Tandis que se profilent les dangers de “l’intelligence artificielle” concernant la liberté d’expression et celle des médias, il est de notoriété publique que l’indépendance des médias laisse à désirer.
L’affaire « Story Killers », qui fait ressortir le poids d’agences israéliennes (« place forte de la désinformation », selon France Info le 16 février 2023) fournissant des dossiers clés en mains à divers médias, ou encore la convocation secrète, à la veille des premières manifestations contre les retraites, de journalistes français afin de leur fournir les éléments de langage à diffuser dans leurs journaux et autres médias, tout cela montre à quel point les élites politiques, économiques et médiatiques sont imbriquées. Il devient difficile d’accuser quiconque ose l’écrire de théoriser un complot.
Allemagne aussi
Le phénomène est international et l’Allemagne n’y échappe pas. Des exemples récents, rapportés par l’hebdomadaire Junge Freiheit, le montrent.
Dans un article daté du 2 février 2023, l’hebdomadaire montrait que l’AfD (Alternative für Deutschland) a été systématiquement bannie des grandes émissions politiques, du moins « invitée » mais de manière très en-deçà de ce qu’elle représente réellement dans le pays.
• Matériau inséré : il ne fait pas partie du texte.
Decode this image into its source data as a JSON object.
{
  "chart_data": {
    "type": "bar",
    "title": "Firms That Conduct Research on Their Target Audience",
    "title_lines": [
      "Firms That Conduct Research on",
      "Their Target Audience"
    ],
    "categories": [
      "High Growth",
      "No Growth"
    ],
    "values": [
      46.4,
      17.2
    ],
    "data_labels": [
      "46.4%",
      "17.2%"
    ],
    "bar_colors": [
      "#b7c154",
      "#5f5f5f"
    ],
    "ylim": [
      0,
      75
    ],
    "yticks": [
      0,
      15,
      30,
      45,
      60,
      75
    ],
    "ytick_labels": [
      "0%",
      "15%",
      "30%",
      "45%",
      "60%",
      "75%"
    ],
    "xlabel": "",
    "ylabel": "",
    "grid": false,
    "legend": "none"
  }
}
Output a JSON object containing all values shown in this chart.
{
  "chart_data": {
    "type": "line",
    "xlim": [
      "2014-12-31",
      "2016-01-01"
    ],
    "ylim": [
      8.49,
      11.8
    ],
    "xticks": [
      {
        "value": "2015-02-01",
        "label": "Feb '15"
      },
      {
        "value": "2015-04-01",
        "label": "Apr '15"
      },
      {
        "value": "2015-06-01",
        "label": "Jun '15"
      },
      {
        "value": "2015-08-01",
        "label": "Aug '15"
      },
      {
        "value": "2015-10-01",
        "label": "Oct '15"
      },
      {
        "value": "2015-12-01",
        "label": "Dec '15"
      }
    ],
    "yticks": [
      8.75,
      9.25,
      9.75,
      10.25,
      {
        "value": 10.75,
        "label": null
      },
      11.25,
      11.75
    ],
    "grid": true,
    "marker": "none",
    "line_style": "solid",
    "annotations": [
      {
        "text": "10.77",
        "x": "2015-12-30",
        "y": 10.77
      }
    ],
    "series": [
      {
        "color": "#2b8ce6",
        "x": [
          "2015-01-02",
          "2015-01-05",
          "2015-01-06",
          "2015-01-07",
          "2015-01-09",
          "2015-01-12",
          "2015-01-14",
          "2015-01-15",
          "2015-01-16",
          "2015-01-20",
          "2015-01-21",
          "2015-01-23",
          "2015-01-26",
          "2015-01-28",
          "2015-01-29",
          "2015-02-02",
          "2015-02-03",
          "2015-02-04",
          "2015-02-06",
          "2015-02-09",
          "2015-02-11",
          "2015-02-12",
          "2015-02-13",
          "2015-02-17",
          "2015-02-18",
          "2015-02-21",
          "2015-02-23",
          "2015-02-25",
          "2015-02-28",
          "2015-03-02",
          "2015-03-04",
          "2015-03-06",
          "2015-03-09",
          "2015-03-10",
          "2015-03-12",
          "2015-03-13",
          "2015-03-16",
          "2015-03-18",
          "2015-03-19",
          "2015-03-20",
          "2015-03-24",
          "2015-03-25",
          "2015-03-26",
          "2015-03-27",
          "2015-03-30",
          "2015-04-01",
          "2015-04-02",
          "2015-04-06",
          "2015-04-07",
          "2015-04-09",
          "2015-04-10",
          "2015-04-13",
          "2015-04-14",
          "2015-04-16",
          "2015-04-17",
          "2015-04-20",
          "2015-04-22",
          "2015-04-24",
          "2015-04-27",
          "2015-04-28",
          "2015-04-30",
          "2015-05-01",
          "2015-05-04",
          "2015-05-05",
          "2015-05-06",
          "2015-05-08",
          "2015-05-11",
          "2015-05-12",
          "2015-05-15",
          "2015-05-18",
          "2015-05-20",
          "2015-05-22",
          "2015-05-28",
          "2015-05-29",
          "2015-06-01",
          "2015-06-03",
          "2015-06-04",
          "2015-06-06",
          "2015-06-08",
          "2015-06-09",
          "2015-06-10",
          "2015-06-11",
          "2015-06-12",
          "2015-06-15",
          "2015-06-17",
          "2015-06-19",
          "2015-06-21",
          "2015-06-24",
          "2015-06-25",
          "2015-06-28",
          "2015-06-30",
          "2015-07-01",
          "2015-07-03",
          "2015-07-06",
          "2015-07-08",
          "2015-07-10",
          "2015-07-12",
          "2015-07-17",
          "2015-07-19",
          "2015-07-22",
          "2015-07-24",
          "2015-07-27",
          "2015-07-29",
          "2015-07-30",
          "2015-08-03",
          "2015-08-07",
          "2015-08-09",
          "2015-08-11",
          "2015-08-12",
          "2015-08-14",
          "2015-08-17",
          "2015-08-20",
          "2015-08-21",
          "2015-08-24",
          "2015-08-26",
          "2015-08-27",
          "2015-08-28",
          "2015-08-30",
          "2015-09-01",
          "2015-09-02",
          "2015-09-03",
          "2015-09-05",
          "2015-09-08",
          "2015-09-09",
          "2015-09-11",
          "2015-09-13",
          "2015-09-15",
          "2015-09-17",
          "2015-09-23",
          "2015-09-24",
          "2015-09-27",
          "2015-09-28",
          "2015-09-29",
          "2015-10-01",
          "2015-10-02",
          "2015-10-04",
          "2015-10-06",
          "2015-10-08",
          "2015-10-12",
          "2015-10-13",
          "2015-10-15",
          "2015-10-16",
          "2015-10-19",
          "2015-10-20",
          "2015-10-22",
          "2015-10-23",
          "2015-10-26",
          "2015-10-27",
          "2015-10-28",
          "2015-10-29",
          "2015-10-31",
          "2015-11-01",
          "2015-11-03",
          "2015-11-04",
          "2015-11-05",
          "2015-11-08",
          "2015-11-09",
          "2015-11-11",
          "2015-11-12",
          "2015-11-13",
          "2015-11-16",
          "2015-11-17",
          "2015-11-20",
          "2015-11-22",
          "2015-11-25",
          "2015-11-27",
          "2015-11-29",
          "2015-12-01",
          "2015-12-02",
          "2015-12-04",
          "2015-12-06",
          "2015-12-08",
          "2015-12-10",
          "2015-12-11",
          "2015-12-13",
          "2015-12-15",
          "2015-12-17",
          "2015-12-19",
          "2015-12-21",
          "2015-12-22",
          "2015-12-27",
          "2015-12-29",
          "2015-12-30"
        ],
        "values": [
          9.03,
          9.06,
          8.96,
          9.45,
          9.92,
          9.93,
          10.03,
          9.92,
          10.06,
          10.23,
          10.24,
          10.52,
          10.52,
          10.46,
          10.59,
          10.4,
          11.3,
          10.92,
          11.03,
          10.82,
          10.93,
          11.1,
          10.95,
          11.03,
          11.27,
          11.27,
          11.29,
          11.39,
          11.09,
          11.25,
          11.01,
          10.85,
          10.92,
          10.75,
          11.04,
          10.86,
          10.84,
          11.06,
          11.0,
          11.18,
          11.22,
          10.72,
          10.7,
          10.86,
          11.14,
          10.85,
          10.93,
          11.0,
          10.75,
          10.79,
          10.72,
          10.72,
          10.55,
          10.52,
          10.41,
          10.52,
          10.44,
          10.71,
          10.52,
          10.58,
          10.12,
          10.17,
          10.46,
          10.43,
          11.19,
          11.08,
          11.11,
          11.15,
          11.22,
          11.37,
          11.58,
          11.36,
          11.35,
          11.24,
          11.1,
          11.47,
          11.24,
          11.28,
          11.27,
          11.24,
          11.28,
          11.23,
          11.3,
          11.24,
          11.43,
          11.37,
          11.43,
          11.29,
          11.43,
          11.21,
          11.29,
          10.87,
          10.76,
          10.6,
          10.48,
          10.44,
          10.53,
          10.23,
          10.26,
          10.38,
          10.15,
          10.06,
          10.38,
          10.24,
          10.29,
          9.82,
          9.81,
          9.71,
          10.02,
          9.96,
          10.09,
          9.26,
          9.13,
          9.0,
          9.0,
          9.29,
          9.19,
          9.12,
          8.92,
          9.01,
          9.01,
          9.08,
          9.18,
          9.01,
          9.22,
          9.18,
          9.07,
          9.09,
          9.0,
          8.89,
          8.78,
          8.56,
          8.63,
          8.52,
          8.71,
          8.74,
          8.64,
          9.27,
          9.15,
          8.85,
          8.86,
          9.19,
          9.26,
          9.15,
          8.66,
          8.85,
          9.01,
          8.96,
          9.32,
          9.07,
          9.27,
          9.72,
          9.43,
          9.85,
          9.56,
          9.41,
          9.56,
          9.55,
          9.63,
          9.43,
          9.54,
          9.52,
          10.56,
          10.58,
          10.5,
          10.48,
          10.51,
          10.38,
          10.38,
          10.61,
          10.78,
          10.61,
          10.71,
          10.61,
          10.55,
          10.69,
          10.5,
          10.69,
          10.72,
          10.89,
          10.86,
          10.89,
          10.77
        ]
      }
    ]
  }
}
Y compris en termes de résultats électoraux. Parallèlement, les Verts, en chute libre en Allemagne (au même titre que la vente des produits bio — moins 12 % en 2022), ont été amplement sur-représentés. Globalement, la part de l’AfD sur la ZDF et l’ARD, les deux principales chaînes de télévision et de radio publiques, n’est que de… 0,4 %. Un tel chiffre s’appelle censure. Or, l’AfD représente actuellement environ 15 % des intentions de vote dans tous les sondages et pour tous les types d’élections. Comparativement, les Verts (100 invitations) ne sont pas les seuls à être sur-représentés, c’est aussi le cas du SPD (129 invitations) et de Die Linke (34 invitations). La CDU/CSU chrétienne-démocrate, au programme provoquant de fortes tensions en interne actuellement, avec exclusions à la clé, tant il est proche de celui de la gauche du SPD, a été invitée 125 fois.
Concrètement, les médias publics allemands donnent environ 150 fois plus la parole aux idées de gauche ou aux idées sociales-démocrates qu’aux idées alternatives, pourtant populaires et ancrées dans le pays. Pour justifier ses « choix », la ZDF a indiqué qu’« il n’est pas toujours possible de représenter toutes les positions imaginables dans un programme ». Résultat des courses : lors des débats télévisés, les téléspectateurs écoutent des représentants politiques qui sont tous d’accord. Ce fut le cas au sujet du coronavirus, c’est maintenant pareil au sujet de la guerre en Ukraine ou de la crise énergétique.
Les grandes chaînes de télévision en mode partisan
Un autre exemple ? Le 16 février 2023, le même hebdomadaire Junge Freiheit notait que l’indépendance de la ZDF et de l’ARD devait être d’autant plus remise en question après une étude de l’entreprise suisse Tenor. Selon cette étude, les deux médias publics auraient pu influencer la campagne électorale fédérale de septembre 2021. En effet, l’ARD et la ZDF ont fait de nombreux reportages dans des Länder alors touchés par de fortes inondations (180 morts). Il s’avère que les dirigeants de ces Länder n’ont pas tous été présentés de la même manière (pendant le processus électoral, rappelons-le). Ainsi, des dirigeants de la CDU étaient à 75 % présentés de manière neutre ou favorable tandis que d’autres, du SPD, ne l’étaient qu’à 25 %. Concernant le gouvernement de la Rhénanie-Palatinat, une défaillance clairement reconnue a conduit à la démission de la ministre de l’environnement (Verts) — avant de devenir… ministre fédérale de la famille — mais l’ARD et la ZDF n’ont proposé aucun reportage négatif. Notons que Malu Dreyer, chef du gouvernement de Rhénanie-Palatinat est aussi… Présidente du conseil d’administration de la ZDF, chaîne de télévision publique donc. Ceci expliquerait-il cela ?
Dans l’ensemble, l’institut de recherche suisse Tenor considère que les médias publics allemands « sont de gauche ». Les partis qui obtiennent le plus de reportages positifs ou très positifs sont les Verts et le SPD. Qui « bénéficie » des reportages les pires ? Vous avez deviné c’est Alternative für Deutschland, le Rhin n’est plus une frontière pour les médias de grand chemin.